The first video I ever saw of Vanessa Atler was a floor exercise on youtube. It was amazing. The dynamism, the power, the height....it was truly brilliant. Having been too young to follow gymnastics religiously at the time of the 2000 olympics, when I first saw the video my first thought was simple: where the hell was she in Sydney? My question was soon answered.
The next video I saw of Vanessa was her bars routine at the 1999 worlds. It was painful to watch. Those laboured pirouettes, that bail-out swing. It was like every muscle in her body was tensed with the nervousness of the situation: a complete antithesis to everything she could do on floor.
The video evidence of Vanessa’s mental block is widespread, well watched and well known. The saddest to watch are those where her meltdowns extend beyond her demon apparatus and onto her good ones: a particular example being her beam at the 1999 team finals, where she runs tentatively into a skill and changes her mind.
The nervousness, embarrassment and failure Vanessa must have felt on all these occasions, owing to the huge pressure on her to succeed make this footage very difficult to watch. Even worse are the documentaries of her sadness and depression following her failure to make the 2000 Olympic team (a mistake, in my opinion, even with her inconsistencies) and her subsequent departure from the sport.

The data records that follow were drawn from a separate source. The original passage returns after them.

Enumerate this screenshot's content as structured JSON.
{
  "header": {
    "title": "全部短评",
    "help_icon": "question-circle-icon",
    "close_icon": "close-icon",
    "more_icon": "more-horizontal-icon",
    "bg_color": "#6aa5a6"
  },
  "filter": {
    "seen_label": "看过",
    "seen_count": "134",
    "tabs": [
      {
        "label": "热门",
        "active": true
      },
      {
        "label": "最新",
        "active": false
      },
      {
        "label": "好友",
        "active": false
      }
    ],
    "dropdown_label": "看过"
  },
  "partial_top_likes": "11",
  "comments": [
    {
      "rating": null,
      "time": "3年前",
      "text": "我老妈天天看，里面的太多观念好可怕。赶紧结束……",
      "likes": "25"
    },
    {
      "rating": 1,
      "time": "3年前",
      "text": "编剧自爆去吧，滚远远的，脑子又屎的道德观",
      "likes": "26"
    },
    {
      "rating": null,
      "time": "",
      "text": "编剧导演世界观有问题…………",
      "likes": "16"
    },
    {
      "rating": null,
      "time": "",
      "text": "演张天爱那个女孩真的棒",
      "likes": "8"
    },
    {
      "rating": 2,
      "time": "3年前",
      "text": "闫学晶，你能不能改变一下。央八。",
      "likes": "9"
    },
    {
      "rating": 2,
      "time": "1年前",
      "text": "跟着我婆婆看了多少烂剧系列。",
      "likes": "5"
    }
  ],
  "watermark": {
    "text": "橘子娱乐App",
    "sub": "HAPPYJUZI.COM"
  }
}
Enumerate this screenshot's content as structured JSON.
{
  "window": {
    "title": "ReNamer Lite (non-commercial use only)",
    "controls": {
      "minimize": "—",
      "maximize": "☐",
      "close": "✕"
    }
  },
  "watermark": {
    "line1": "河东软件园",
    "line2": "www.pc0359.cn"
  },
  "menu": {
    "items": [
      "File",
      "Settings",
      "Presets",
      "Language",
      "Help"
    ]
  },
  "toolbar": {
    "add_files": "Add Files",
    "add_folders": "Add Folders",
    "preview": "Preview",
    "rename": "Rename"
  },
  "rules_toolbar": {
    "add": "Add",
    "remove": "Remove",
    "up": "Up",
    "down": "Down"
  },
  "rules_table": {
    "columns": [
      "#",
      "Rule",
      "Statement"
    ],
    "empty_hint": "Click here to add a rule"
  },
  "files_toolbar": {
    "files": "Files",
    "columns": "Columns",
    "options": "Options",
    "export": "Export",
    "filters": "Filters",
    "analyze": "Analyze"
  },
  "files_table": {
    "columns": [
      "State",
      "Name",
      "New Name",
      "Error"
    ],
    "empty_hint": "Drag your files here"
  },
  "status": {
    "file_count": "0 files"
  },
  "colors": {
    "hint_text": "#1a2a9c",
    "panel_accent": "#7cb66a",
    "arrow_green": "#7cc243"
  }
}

In considering Vanessa Atler, one also thinks of Catalina Ponor, Cheng Fei, Alicia Sacramone, and every other successful world level gymnast who cut bars out of their training and focused on the power events. Vanessa Atler is a classic example of a gymnast born at the “wrong” time and destined to compete in the “wrong” quad. In a time where being an all around gymnast was key to success and acceptance, Vanessa’s world gymnastics career was doomed to failure. After all, there is no point in being an all arounder, despite how good the gymnast may be on the other 3 events, if the 4th event is going to lose it for them anyway. Had she trained 3 events only, her story may have ended in a completely different way.
Despite the way things ended, I will always remember Vanessa as a wonderful gymnast, and forever associate her with that beautiful DLO, punch front, double stag. Breathtaking.